The law project, BA 35would amend the Medical Injury Compensation Reform Act of 1975, which places severe caps on recoveries for non-economic damages in medical malpractice actions.

As part of the negotiated compromise, supporters of MICRA reform would withdraw a reform initiative known as the Injured Patient Fairness Act from the November 2022 ballot, provided AB 35 is passed and signed by Governor Gavin Newsom before the June 28 deadline to withdraw an initiative from the November ballot.

MICRA’s reform efforts have resulted in costly political battles that have failed over the years. This is therefore a welcome development that will bring some relief to those injured by medical malpractice. Under AB 35, instead of the current cap of $250,000 on non-economic damages in cases other than death, the limit would increase in increments to $750,000 over a 10-year period. In the event of death, it would increase from $500,000 to $1 million.

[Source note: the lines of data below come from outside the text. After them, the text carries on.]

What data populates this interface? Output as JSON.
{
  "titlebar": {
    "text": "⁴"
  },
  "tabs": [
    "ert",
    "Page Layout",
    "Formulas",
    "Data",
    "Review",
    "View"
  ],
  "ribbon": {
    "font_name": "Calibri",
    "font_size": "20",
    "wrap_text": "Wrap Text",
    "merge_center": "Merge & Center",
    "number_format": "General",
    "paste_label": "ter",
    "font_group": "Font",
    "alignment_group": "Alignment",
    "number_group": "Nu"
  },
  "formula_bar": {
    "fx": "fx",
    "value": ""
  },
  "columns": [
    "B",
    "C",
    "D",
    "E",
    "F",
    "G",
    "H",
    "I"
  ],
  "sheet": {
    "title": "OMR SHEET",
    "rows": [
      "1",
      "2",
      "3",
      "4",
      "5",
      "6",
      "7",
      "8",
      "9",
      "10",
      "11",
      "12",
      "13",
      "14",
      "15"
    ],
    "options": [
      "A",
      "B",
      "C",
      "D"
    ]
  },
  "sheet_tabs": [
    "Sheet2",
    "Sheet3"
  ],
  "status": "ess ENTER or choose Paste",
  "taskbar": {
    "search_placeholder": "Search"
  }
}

After 10 years, there would be an annual adjustment of 2%.

Additionally, AB 35 would allow separate limits for health care facilities (defined differently from health care providers) and also for unaffiliated health care facilities.

No known objections have been filed with the California Senate Judiciary Committee to date.

It should be noted that under current law, Civil Code 3333.1 provides that:

(a) If the defendant so decides, in an action for personal injury against the health care provider based on professional negligence, he may present evidence of any amount payable as a benefit to the plaintiff as a result of the personal injury in accordance with to United States social security law, any state or federal disability or workers’ compensation law, any health, sickness, or disability insurance, accident insurance that provides health benefits, or disability coverage, and any contract or agreement of any group, organization, partnership or company to provide, pay or reimburse the cost of medical, hospital, dental or other health care services. Where the defendant chooses to produce such proof, the plaintiff may produce proof of any amount he has paid or contributed to secure his right to any insurance benefit for which the defendant has produced proof.

(b) No source of collateral benefits introduced under sub-section (a) shall recover any amount against the plaintiff or be subrogated in the rights of the plaintiff against a defendant.

However, the proposed ballot initiative, the Fairness for Injured Patients Act, included a provision that would repeal civil code 3333.1. Repeal of this would have allowed employers and workers’ compensation carriers to have subrogation rights in medical malpractice claims in California, which they currently do not have under Civil Code 3333.1 (b ).

But the repeal of Civil Code 3333.1(a) apparently would have removed the ability of a medical malpractice defendant to present evidence of workers’ benefits paid to a malpractice plaintiff. Thus, the Injured Patient Fairness Act would have had implications for California’s injured workers and employers.

The compromise negotiated in AB 35 avoids the changes proposed under the initiative.

Julius Young is a nominee attorney and partner at the law firm Boxer & Gerson in Oakland. This column was reprinted with his permission from his Workers Comp Zone blog on the company’s website. website.